The telenovela reaches its climax
When the comandante presidente went public with his cancer in June 2011, I was out of the country. When people asked me about it, I told them that Chavez claimed he had cancer, but there was no medical report to provide details about his condition. He didn’t even say the specific part of his body where the cancer was located.
Almost 18 months later, the telenovela is going into its “final stage”. Still, not a single reliable medical report has been released.
My first reaction on October 7th when Quico confirmed the final result was that the majority of voters took a leap of faith. They believed Hugo’s claims that the cancer was defeated, and he was healthy, ready, and willing.
Devotion can guide us, but sometimes it can blind us.
Sooner or later, we knew the truth would appear. Last night, it did, after weeks of rumours. After a year and a half of uncertainty being the new normal, Chavistas now face the sad fact: the cancer never went away. They can’t stop what’s coming, period.
It’s a tad unfair to generalize, though. Maybe some knew this would happen, yet they put their interests or expectations first. Some simply believed him without any doubt.
Perhaps, it was Chavez who believed his own hype. He survived a coup, a strike and a recall election. He weathered several economic crises and survived a huge amount of problems unscathed. With his charisma and the petro-checkbook, helped by the Bolivarian Republic’s resources and an electoral authority willing to look away, he pulled out what now looks to be his swansong.
Now, hanging once again to the small chance of a miracle, Chavez has admitted that life has to go on without him. As in a line from “No Country for Old Men”: “…it ain’t all waiting on you. That’s vanity.”
He lied to us over and over again to keep his myth and his project alive.
Compare this to what Colombia’s president Juan Manuel Santos did when he announced having first stages of prostate cancer. He was open with his citizens and kept them well informed. The only thing missing was putting a picture of his surgery scar on Instagram.
All this time, Chávez refused to inform us about his condition, playing the privacy card and, at one point, berating a reporter, asking her “do you want me to show you my tumor?” Sadly for him, he isn’t just anyone. He is the head of state and government, commander-in-chief or the military and CEO of the public administration. But wait, he’s also is the head of the judiciary, the treasury and his political movement.
I didn’t start using the term “Chavernment” for nothing. He’s now involved in every aspect of Venezuelan life. He even wants to save the planet and humanity as a whole.

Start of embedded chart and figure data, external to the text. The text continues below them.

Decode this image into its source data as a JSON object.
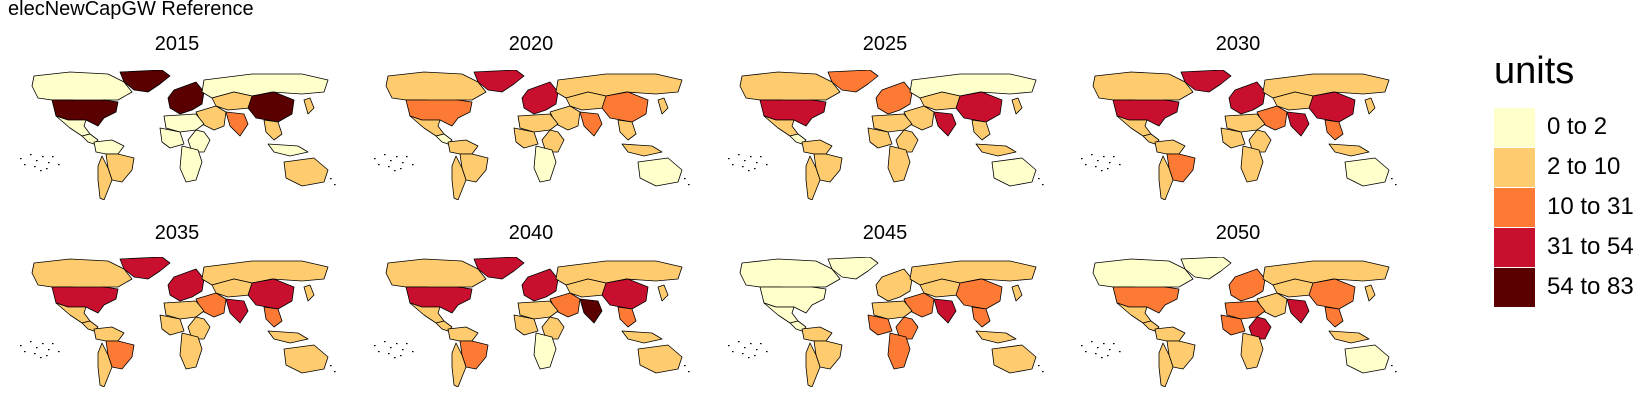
{
  "title": "elecNewCapGW Reference",
  "legend": {
    "title": "units",
    "classes": [
      {
        "label": "0 to 2",
        "color": "#ffffcc"
      },
      {
        "label": "2 to 10",
        "color": "#fecc6e"
      },
      {
        "label": "10 to 31",
        "color": "#fd7a35"
      },
      {
        "label": "31 to 54",
        "color": "#c8102e"
      },
      {
        "label": "54 to 83",
        "color": "#5a0000"
      }
    ]
  },
  "panels": [
    {
      "year": "2015",
      "regions": {
        "canada": 0,
        "usa": 4,
        "mexico": 0,
        "centralam": 0,
        "southam_n": 0,
        "brazil": 1,
        "southam_s": 1,
        "greenland": 4,
        "europe": 4,
        "russia": 0,
        "centralasia": 1,
        "middleeast": 1,
        "northafrica": 0,
        "africa_w": 0,
        "africa_e": 0,
        "africa_s": 0,
        "india": 2,
        "china": 4,
        "japan": 1,
        "seasia": 1,
        "indonesia": 0,
        "australia": 1
      }
    },
    {
      "year": "2020",
      "regions": {
        "canada": 1,
        "usa": 2,
        "mexico": 1,
        "centralam": 0,
        "southam_n": 1,
        "brazil": 1,
        "southam_s": 1,
        "greenland": 3,
        "europe": 3,
        "russia": 1,
        "centralasia": 1,
        "middleeast": 1,
        "northafrica": 1,
        "africa_w": 1,
        "africa_e": 1,
        "africa_s": 0,
        "india": 2,
        "china": 2,
        "japan": 1,
        "seasia": 1,
        "indonesia": 1,
        "australia": 0
      }
    },
    {
      "year": "2025",
      "regions": {
        "canada": 1,
        "usa": 3,
        "mexico": 1,
        "centralam": 0,
        "southam_n": 1,
        "brazil": 1,
        "southam_s": 1,
        "greenland": 2,
        "europe": 2,
        "russia": 0,
        "centralasia": 1,
        "middleeast": 1,
        "northafrica": 1,
        "africa_w": 1,
        "africa_e": 1,
        "africa_s": 1,
        "india": 3,
        "china": 3,
        "japan": 1,
        "seasia": 1,
        "indonesia": 1,
        "australia": 0
      }
    },
    {
      "year": "2030",
      "regions": {
        "canada": 1,
        "usa": 3,
        "mexico": 1,
        "centralam": 1,
        "southam_n": 1,
        "brazil": 2,
        "southam_s": 1,
        "greenland": 3,
        "europe": 3,
        "russia": 1,
        "centralasia": 1,
        "middleeast": 2,
        "northafrica": 1,
        "africa_w": 1,
        "africa_e": 1,
        "africa_s": 1,
        "india": 3,
        "china": 3,
        "japan": 1,
        "seasia": 2,
        "indonesia": 1,
        "australia": 0
      }
    },
    {
      "year": "2035",
      "regions": {
        "canada": 1,
        "usa": 3,
        "mexico": 1,
        "centralam": 1,
        "southam_n": 1,
        "brazil": 2,
        "southam_s": 1,
        "greenland": 3,
        "europe": 3,
        "russia": 1,
        "centralasia": 1,
        "middleeast": 2,
        "northafrica": 1,
        "africa_w": 1,
        "africa_e": 1,
        "africa_s": 1,
        "india": 3,
        "china": 3,
        "japan": 1,
        "seasia": 2,
        "indonesia": 1,
        "australia": 1
      }
    },
    {
      "year": "2040",
      "regions": {
        "canada": 1,
        "usa": 3,
        "mexico": 1,
        "centralam": 1,
        "southam_n": 1,
        "brazil": 2,
        "southam_s": 1,
        "greenland": 3,
        "europe": 3,
        "russia": 1,
        "centralasia": 1,
        "middleeast": 2,
        "northafrica": 1,
        "africa_w": 1,
        "africa_e": 1,
        "africa_s": 0,
        "india": 4,
        "china": 3,
        "japan": 1,
        "seasia": 2,
        "indonesia": 1,
        "australia": 1
      }
    },
    {
      "year": "2045",
      "regions": {
        "canada": 0,
        "usa": 0,
        "mexico": 0,
        "centralam": 0,
        "southam_n": 1,
        "brazil": 1,
        "southam_s": 1,
        "greenland": 0,
        "europe": 1,
        "russia": 1,
        "centralasia": 1,
        "middleeast": 2,
        "northafrica": 1,
        "africa_w": 2,
        "africa_e": 2,
        "africa_s": 2,
        "india": 3,
        "china": 2,
        "japan": 1,
        "seasia": 2,
        "indonesia": 1,
        "australia": 1
      }
    },
    {
      "year": "2050",
      "regions": {
        "canada": 0,
        "usa": 2,
        "mexico": 1,
        "centralam": 1,
        "southam_n": 1,
        "brazil": 1,
        "southam_s": 1,
        "greenland": 0,
        "europe": 2,
        "russia": 1,
        "centralasia": 1,
        "middleeast": 1,
        "northafrica": 2,
        "africa_w": 2,
        "africa_e": 3,
        "africa_s": 1,
        "india": 3,
        "china": 2,
        "japan": 1,
        "seasia": 2,
        "indonesia": 1,
        "australia": 0
      }
    }
  ]
}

Other nations are now dependent of him for their stability: Cuba, Bolivia, and Nicaragua key among them. Brazil and Argentina need him to maintain their roles in South America, Colombia somehow needs him for the chance of peace. Iran needs him as their ally in the region. Even China and Russia need him for two reasons: Geopolitics and business.
And he fooled them all.
The story is not over, but now we’re heading into a political transition and with it, the possibility of a new presidential election. Chavez thinks Nicolas Maduro is the person that could continue his legacy. In another demostration of what democracia participativa y protagonica really is, he named his succesor in the old style of the PRI, the Mexican political party.
He can still win alright, but let’s get real: Maduro is not Hugo Chavez. Not. Even. Close. He’s not a leader. He’s a henchman. All these years, he has done what he has been told.
For many Venezuelans and specially Chavistas, he’s mostly a blank page. JC is right: the time has come to define who the real Nicolas Maduro is. It’s fair game now. No excuses.
Next Sunday’s election now gains more relevance than ever before. It will be the first snapshot of the post-Chavez era. It’s a new test for the MUD as well. Can they fight the temptation of spliting away and stay the course?
Yes. They have to. They have no choice.
I agree with Juan that going again with Henrique Capriles Radonski would be a logical alternative. Even if he didn’t win in October, he’s has proved since last year to be a formidable contender. But of course he can’t just do the Hay un camino campaign all over again. Mistakes have to be corrected and gaps have to be filled.
However, he must win big in Miranda next week. If he loses or barely wins, he’s toast.
When I was watching the cadena and posting the news on the blog, I had to contain myself. I was angry about the fact that we have reached this point. We’ve been through 18 months of this. The fact is the majority of Venezuelans went along without asking questions.
As someone who has lost two family members to cancer this year, it bothers me that something that should have been treated very seriously has ended up being a soap opera.
The most frustrating part is that, as anyone who has ever watched a telenovela knows, reaching the climax doesn’t mean the end is close.